The 20 Hz Jason-2 altimeter data over the Sulawesi Sea of Indonesia was used for validation of our method, as slicks are often observed there. As shown in Figure 7
and Figure 8
, a data acquisition rate of more than 90% can be guaranteed approximately 5–10 km away from the coast, which is equivalent to that of the ALES data filtered by the conditions listed in Table 1
. Meanwhile, the standard deviation of the SSDH of the present study is much smaller than that of the ALES results, not only in open seas but also in coastal waters. All the statistics in Table 2
indicates the advantages of the present method, especially because the occurrence number of abnormal SSDH values was 20 times smaller than that of ALES data and 200 times smaller than that of SGDR data.
The time series of the SSDH were examined at the two crossover points of two passes (Passes 12 and 101; 190 and 25). Both ALES and the present study show similar smooth, long-term SSDH variations, but several outliers are included in the filtered ALES data. Since the SSDH standard deviation of the filtered ALES data is not significantly large at the crossover points, outliers would be more frequently observed in the ALES data at other points where its SSDH standard deviation is large. Note that the outlier-absent SSDH of the present study would be effective even in coastal areas where the ALES SSDH standard deviation is generally large.
The relationship between the sigma0 and SWH estimations was also examined along Pass 101 (Figure 11
). The data density distributions of both ALES and this study indicate that SWH tends to be smaller when wind speed is low (i.e., sigma0 is large), which agrees with the conditions of the absence of significant swells that is typical in semi-closed seas. However, the ALES data shows significant scattering in a region with low data density. This suggests that the ALES occasionally failed in estimations of SWH or sigma0, probably due to contamination of echoes from slicks in the trailing edge slope.

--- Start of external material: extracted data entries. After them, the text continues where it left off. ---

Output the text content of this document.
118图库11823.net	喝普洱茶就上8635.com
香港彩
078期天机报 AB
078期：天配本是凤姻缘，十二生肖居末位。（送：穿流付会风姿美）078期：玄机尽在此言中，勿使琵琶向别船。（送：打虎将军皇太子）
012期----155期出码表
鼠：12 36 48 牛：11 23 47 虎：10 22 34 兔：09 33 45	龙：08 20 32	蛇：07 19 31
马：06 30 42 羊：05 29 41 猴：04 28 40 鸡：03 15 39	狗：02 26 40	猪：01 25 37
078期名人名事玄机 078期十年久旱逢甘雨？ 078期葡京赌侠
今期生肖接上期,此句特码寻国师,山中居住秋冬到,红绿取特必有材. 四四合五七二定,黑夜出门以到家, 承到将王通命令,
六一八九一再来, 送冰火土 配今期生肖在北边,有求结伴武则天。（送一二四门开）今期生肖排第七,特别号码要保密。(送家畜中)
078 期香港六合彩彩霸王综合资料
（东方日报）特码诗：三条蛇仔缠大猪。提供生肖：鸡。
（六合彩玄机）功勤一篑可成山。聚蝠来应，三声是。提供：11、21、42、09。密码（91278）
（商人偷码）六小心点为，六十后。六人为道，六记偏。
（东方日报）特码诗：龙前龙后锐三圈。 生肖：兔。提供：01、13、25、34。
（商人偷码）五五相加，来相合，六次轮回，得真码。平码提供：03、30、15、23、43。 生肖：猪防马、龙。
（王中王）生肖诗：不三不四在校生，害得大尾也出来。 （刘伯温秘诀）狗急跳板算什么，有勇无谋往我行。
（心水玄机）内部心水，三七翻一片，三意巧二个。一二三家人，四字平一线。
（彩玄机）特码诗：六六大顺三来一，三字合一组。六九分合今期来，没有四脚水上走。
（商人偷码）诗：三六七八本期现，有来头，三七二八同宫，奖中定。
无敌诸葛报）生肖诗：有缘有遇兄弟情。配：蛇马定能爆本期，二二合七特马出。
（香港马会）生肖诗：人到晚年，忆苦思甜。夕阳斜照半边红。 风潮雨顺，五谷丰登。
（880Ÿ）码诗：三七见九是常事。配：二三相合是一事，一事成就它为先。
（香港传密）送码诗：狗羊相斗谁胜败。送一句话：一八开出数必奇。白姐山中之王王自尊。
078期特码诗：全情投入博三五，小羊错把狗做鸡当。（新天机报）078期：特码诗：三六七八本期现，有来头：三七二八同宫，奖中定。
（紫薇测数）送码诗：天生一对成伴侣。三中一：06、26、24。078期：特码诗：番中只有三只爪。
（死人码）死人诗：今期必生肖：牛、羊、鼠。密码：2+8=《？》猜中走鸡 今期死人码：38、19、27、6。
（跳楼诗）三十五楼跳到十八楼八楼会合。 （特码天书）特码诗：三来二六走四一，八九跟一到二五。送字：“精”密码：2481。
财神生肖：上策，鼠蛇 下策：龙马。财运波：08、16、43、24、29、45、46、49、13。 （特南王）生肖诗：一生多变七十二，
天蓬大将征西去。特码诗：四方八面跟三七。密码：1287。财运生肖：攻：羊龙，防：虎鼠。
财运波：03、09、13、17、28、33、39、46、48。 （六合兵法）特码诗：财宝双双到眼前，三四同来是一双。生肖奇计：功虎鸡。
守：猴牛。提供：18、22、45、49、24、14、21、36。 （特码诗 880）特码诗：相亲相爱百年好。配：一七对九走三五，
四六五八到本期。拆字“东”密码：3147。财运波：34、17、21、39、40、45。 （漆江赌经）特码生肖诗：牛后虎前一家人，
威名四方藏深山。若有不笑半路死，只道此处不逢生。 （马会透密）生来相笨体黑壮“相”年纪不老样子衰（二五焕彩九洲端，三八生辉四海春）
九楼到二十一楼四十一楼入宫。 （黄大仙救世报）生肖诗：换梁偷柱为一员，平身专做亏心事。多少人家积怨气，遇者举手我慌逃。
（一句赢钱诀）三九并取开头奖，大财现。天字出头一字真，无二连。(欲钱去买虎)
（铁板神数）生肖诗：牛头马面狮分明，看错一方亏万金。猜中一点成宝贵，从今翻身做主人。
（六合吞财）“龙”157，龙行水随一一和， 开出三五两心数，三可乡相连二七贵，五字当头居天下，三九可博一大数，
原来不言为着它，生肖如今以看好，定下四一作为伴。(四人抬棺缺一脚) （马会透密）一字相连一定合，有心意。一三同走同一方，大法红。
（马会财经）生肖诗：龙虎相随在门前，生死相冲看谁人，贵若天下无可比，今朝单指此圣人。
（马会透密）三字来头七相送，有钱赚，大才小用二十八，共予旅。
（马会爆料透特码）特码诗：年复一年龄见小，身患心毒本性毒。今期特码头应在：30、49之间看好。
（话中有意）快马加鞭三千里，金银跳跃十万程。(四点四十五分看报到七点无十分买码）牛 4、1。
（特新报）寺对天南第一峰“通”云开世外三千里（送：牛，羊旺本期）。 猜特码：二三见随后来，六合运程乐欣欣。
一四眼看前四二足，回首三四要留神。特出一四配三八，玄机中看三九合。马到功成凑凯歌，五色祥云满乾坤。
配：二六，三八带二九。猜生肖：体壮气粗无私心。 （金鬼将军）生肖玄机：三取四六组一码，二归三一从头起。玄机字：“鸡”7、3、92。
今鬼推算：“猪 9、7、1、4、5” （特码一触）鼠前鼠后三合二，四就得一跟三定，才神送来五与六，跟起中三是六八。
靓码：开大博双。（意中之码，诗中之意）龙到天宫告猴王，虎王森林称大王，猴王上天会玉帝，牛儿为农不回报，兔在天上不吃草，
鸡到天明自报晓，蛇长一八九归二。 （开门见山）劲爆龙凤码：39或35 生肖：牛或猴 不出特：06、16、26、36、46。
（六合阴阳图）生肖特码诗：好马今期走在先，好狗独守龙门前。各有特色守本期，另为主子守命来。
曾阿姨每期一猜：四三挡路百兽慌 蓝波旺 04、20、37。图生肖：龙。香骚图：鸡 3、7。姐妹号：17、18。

Finally, dependency of the results on selections of the criteria parameters used in the present study, i.e., the minimum trailing edge length and the threshold value of homogeneous echo intensity, were examined. The minimum trailing edge length is a trade-off between the data acquisition rate and the quality of the data, while the threshold value is a trade-off between the sensitivity to echoes from slicks and that to noises in the trailing edge slope. Although they are practically determined in the present study by testing various values, these parameters could be set differently in other study areas and with different study targets. Further studies are required to generalize these requirements on the parameters.